If instead of destroying the container, we terminated the server where the Pod is running, the result, from the functional perspective, would be the same. The Pod would be rescheduled to a healthy node. Jenkins would start again and restore its state from the EBS volume. Or, at least, that’s what we’d hope. However, such behavior is not guaranteed to happen in our cluster.
We have only two worker nodes, distributed in two (out of three) availability zones. If the node that hosted Jenkins failed, we’d be left with only one node. To be more precise, we’d have only one worker node running in the cluster until the auto-scaling group detects that an EC2 instance is missing and recreates it. During those few minutes, the single node we’re left with is not in the same zone. As we already mentioned, each EBS instance is tied to a zone, and the one we mounted to the Jenkins Pod would not be associated with the zone where the other EC2 instance is running.
As a result, the PersistentVolume could not re-bound the EBS volume and, therefore, the failed container could not be recreated, until the failed EC2 instance is recreated.
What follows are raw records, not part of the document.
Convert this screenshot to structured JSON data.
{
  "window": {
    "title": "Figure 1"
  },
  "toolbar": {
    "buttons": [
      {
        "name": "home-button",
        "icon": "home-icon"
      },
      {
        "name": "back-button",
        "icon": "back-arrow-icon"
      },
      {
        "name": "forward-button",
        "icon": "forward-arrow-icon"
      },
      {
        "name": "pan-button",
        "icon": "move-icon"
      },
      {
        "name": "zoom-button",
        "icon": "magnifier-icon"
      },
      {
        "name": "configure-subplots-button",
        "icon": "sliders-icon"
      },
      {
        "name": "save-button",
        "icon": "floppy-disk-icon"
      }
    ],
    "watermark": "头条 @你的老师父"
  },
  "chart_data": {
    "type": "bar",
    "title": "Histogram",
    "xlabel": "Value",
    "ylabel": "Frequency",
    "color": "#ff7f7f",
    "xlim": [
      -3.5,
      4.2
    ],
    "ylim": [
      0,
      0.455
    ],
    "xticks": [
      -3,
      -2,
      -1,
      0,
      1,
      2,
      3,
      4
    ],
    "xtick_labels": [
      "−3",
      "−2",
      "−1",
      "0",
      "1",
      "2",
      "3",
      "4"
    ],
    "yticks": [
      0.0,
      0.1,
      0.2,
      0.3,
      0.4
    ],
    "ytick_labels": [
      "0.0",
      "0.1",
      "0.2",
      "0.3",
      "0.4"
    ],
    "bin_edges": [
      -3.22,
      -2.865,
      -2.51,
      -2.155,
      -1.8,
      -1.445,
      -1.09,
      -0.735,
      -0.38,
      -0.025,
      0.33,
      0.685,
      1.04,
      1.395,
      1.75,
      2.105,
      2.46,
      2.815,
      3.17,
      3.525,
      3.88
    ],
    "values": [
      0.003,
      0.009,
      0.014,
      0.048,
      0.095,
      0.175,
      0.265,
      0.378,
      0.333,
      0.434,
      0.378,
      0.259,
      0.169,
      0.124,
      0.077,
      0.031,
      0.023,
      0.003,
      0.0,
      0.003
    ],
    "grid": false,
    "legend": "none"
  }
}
The chances are that the new EC2 instance would not be in the same zone as the one where the failed server was running. Since we’re using three availability zones, and one of them already has an EC2 instance, AWS would recreate the failed server in one of the other two zones. We’d have fifty percent chances that the new EC2 would be in the same zone as the one where the failed server was running. Those are not good odds.